На что решиться? Галя собирается поехать в Ленинград. Эрлих, возможно, и имеет отношение к гибели Есенина, но если Галя им увлечена, то у нее появился смысл в жизни. Это может спасти ее от гибели, не даст реализоваться страшному видению, описанному во втором письме, которое хранится в сейфе Барченко.
«Как поступить? — думала Женя. — Но можно ли считать мое видение действительным отображением того, что произошло ночью в гостинице «Англетер»? Ведь официальная версия гласит, что Есенин покончил с собой».
В какой раз она ругала себя за то, что написала эти письма, каждое из которых сообщало о гибели человека, и чувствовала себя соучастницей всего этого кошмара, потому что не могла его предотвратить. Если бы письма не были написаны, то можно было бы уговорить себя, что это лишь кошмарные сновидения, не имеющие права на жизнь.
— 36 —Хроника Плачущей Луны 3 декабря 1926 года
Галя посмотрела на аккуратно разложенные папки с рукописями, письмами, записками — все, относящееся к жизни и деятельности Сергея Есенина, что у нее было. Все приведено в порядок. Некоторые записи ей не нравились, особенно та, где он сообщал, что как женщина она ему не нравится. Скрепя сердце, но оставила ей «жизнь» — надо быть принципиальной во всем, до последнего, какой старалась быть всегда. Сверху лежал ее личный дневник, вместилище ее чувств, мыслей, переживаний, в котором она была предельно откровенна с собой, единственным читателем. Теперь его коснутся чужие руки, прочтут чужие глаза. Вот только поймут ли ее?..

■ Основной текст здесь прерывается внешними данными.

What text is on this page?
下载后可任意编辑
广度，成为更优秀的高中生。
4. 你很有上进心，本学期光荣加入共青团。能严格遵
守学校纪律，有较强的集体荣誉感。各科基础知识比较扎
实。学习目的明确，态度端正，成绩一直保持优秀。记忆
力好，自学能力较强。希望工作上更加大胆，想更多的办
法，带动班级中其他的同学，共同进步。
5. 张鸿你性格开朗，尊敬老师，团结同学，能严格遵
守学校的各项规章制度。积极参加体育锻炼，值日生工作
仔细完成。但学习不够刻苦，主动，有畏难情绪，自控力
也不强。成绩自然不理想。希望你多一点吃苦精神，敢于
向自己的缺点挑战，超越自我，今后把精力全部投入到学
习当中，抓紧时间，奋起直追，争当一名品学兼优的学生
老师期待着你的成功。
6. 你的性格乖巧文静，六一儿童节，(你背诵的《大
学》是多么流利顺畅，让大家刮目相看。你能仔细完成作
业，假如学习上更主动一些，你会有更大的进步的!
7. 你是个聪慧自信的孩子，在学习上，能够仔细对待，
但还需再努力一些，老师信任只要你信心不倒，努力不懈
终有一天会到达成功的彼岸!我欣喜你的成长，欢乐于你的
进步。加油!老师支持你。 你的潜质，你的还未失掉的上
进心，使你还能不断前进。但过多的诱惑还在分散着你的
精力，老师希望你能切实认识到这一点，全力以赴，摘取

Открыла дневник, прочитала последнюю запись, датируемую 25 июля:
«Вот уже мне наплевать. И ничего не надо, даже писать хочется, но не очень. Мне кажется, месяца нет, даже недели, так и пройдет, пройдет даже жалость.
Уходи и ты. Довольно.Ты терпел, несчастный друг.От его тоски невольной,От его невольных мук.То, что было, миновалось.Ваш удел на всех похожСердце и правда порывались,Но его сломила ложь.
Лучше смерть, нежели горестная жизнь или постоянно продолжающаяся болезнь. Ясно? Понятно? «Очень даже просто!» Значит? Ау, Уа! Полгода во всех состояниях — думаете, и все тот же вывод? Ну так… гоп, как говорится, а санатория — «его ж ерунда». Ну отсрочила на месяц, на полтора, а читали, что лучше смерть, нежели. Ну, так вот, вот…
Сергей, я тебя не люблю, но жаль «То до поры, до времени…»
Подумала, потом аккуратным почерком в конце добавила: «писала пьяная».
Да, так было тогда, в тот далекий день, а сегодня она трезвая, смертельно трезвая! Закрыла дневник и положила сверху на письма.
«Но что-то не так. Не должно быть так… Напоследок хочется совсем другого, а не просто прочитать пьяные строки, свои сумрачные мысли», — решила она, протянула руку к стопке бумаг и наобум вынула письмо. Прочла первые попавшиеся строки:
«Так живу скучно, только работаю. Иногда выпиваем, но не всегда. Я очень сейчас занят. Работаю вовсю, как будто тороплюсь, чтоб поспеть. Рад очень, что вам понравилось в селе. Ведь оно теперь не такое. Ужас как непохожее.
Целую вас и люблю. С. Есенин»
Галя зажмурилась, затем открыла глаза.
«Так лучше. Словно письмо мертвеца к другому мертвецу, пока еще живому, — подумала она. — Можно представить, что есть другой мир, немного похожий на наш, может, только более унылый, и Сережа, жалуясь на скуку, работает там, пишет стихи и… ждет меня. Ведь он меня любит — об этом говорят его слова в конце письма».
Аккуратно положила письмо на место. Посмотрела на наган, лежащий на столе.